C’est ainsi que pour nier en l’espèce l’existence d’un partenariat commercial, la cour d’appel avait d’abord souligné la sporadicité de la relation des parties, mais surtout insisté sur l’absence de volonté commune de s’unir autour d’un projet commun, empêchant de considérer comme partenaires ceux qui n’étaient que des cocontractants. Or elle avait inféré cette absence du fait que le client n’avait comme obligation essentielle que celle de s’acquitter des loyers, c’est-à-dire de payer la prestation que la société lui fournissait. L’analyse était problématique en ce qu’en pratique, cette configuration contractuelle est particulièrement répandue en matière commerciale en sorte qu’elle conduisait concrètement à restreindre le champ d’application de l’interdiction du déséquilibre significatif aux relations commerciales construites sur une articulation de contrats en réseau, propre au secteur de la grande distribution. Certes principalement visées par la loi de 2008, il n’en reste pas moins que la notion de partenariat vise en principe et plus largement d’autres types de relations commerciales, couvre d’autres secteurs et englobe une diversité de situations, contractuelles ou non, consistant en l’échange ou la mise en commun de certaines ressources, des prestations de services, des opérations publicitaires ou promotionnelles… 

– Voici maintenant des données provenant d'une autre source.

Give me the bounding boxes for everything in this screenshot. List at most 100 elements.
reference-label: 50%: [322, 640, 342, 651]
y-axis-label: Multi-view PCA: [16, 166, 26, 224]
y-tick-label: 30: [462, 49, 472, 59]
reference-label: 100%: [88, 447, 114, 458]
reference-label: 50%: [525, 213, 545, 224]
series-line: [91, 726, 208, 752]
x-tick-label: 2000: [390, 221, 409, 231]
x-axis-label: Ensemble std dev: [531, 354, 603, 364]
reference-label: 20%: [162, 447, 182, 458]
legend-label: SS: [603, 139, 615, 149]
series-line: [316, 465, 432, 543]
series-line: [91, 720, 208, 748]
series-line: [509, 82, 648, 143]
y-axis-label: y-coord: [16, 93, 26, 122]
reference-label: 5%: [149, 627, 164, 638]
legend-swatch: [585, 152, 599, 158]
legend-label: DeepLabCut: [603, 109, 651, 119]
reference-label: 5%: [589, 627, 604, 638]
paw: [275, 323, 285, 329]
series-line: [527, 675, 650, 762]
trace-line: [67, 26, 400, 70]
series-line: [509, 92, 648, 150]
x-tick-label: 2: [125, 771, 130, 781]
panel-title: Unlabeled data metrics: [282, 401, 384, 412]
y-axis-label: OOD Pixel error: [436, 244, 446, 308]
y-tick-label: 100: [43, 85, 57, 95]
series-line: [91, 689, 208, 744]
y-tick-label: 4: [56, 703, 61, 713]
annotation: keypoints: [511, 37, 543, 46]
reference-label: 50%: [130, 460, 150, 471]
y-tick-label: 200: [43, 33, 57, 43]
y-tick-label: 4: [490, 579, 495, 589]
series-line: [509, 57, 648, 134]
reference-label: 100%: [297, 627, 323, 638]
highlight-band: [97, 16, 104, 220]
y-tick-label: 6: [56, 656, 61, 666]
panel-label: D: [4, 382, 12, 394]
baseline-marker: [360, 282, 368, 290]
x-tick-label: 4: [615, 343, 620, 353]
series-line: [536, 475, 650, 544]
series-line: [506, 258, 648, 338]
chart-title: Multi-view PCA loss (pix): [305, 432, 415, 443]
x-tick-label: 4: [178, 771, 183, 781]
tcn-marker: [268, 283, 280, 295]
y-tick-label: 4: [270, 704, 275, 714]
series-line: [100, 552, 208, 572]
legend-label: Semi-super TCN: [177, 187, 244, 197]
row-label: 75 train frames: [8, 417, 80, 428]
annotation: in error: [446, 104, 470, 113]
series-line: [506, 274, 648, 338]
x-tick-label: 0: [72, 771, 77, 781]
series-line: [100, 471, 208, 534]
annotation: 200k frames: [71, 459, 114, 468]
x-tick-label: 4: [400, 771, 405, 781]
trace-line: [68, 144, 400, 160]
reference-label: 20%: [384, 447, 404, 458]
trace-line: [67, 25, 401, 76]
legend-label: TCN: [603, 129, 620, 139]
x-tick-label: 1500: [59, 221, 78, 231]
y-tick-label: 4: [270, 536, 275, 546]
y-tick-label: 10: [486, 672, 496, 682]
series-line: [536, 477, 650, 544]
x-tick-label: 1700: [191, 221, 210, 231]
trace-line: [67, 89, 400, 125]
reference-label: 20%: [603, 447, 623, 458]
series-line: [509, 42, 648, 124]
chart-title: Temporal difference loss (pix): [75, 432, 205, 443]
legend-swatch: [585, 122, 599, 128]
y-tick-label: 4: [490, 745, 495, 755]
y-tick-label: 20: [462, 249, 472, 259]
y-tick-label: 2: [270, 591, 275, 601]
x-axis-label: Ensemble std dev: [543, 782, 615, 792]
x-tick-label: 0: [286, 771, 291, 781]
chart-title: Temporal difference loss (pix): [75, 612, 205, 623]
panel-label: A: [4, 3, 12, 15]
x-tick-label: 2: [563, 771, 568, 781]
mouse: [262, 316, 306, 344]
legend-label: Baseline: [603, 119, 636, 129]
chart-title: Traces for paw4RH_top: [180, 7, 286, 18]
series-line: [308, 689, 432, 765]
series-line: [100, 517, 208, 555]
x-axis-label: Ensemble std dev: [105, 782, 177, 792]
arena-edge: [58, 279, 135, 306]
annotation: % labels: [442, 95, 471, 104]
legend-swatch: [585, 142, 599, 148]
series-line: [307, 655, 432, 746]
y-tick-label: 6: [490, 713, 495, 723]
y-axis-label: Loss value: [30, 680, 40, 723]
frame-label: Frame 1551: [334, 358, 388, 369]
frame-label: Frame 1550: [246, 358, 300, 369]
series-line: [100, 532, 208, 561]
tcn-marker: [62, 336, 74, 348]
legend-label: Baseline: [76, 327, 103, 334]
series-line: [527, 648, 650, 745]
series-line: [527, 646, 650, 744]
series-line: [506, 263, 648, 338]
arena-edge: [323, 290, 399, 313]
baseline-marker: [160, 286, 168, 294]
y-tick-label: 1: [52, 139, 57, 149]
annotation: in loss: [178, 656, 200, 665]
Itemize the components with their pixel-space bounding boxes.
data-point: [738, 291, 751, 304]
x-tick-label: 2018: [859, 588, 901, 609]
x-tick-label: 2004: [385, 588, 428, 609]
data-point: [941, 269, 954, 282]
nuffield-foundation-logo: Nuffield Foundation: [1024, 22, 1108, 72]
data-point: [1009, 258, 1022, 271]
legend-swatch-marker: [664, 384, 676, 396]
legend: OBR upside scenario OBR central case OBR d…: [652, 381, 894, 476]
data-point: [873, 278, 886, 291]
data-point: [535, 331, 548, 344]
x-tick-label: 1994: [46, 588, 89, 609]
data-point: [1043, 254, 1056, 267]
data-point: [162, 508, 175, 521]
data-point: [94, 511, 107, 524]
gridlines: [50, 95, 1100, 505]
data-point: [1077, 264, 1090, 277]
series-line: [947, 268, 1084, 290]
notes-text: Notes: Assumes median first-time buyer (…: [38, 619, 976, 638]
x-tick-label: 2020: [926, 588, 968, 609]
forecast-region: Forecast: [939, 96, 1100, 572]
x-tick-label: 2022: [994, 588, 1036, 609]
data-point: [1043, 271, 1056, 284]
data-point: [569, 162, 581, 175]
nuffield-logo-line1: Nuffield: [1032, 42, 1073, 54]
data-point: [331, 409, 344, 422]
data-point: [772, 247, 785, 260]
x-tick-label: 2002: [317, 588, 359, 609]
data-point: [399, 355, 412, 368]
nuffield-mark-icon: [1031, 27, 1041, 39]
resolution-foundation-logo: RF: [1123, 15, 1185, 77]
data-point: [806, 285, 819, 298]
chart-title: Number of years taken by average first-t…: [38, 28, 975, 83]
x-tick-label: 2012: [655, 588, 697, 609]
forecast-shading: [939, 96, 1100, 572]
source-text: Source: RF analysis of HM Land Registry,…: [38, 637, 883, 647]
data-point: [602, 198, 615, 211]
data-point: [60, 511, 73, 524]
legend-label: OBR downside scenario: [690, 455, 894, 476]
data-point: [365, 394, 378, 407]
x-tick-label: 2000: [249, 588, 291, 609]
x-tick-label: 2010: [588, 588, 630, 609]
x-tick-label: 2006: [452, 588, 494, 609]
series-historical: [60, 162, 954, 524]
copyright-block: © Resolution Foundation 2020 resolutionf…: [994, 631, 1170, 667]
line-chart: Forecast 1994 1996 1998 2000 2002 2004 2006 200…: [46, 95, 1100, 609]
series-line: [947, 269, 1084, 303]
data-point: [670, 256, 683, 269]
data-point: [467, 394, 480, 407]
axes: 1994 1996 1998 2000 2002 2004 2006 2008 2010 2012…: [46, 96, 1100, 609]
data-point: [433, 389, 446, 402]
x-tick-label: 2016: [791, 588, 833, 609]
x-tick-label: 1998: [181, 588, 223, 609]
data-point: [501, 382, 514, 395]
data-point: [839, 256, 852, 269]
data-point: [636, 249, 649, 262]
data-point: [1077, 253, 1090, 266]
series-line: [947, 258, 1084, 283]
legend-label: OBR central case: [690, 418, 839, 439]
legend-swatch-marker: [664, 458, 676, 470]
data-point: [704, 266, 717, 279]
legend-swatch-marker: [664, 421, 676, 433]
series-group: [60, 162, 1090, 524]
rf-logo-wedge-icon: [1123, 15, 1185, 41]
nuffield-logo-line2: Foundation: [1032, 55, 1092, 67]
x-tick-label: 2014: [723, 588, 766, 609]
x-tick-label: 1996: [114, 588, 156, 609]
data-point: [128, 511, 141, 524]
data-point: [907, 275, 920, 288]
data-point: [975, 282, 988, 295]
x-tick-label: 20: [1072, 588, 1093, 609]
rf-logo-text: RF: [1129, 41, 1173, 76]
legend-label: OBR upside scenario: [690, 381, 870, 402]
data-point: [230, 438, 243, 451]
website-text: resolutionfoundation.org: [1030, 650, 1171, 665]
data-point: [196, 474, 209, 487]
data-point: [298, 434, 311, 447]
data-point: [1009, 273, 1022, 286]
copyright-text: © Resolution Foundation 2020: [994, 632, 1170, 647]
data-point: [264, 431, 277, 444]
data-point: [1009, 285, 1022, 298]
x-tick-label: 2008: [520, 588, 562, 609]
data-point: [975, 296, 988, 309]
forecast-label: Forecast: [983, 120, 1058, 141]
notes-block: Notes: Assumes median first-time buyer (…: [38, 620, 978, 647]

C’est cette restriction malvenue comme contraire à la pratique et à l’objectif poursuivi par le législateur que la Cour de cassation a condamné. 

Ainsi l’existence d’intérêts propres aux parties à une relation commerciale n’est-elle pas incompatible avec la notion de partenariat, la poursuite d’un projet commun devant être indifférent, de même que la durée de cette relation, contractuelle ou non, bien que l’il soit difficile d’imaginer qu’elle puisse être seulement épisodique ; ainsi en l’espèce, même sans lien juridique pérenne, les relations des parties s’inscrivaient tout de même dans le temps. 

En toute hypothèse, la Cour entend préserver le potentiel de protection de l’article L. 442-6, 2° du Code de commerce et pourchasser sans frein les clauses abusives subies par le partenaire commercial, même celui dont la relation n’est pas durable ni collaborative.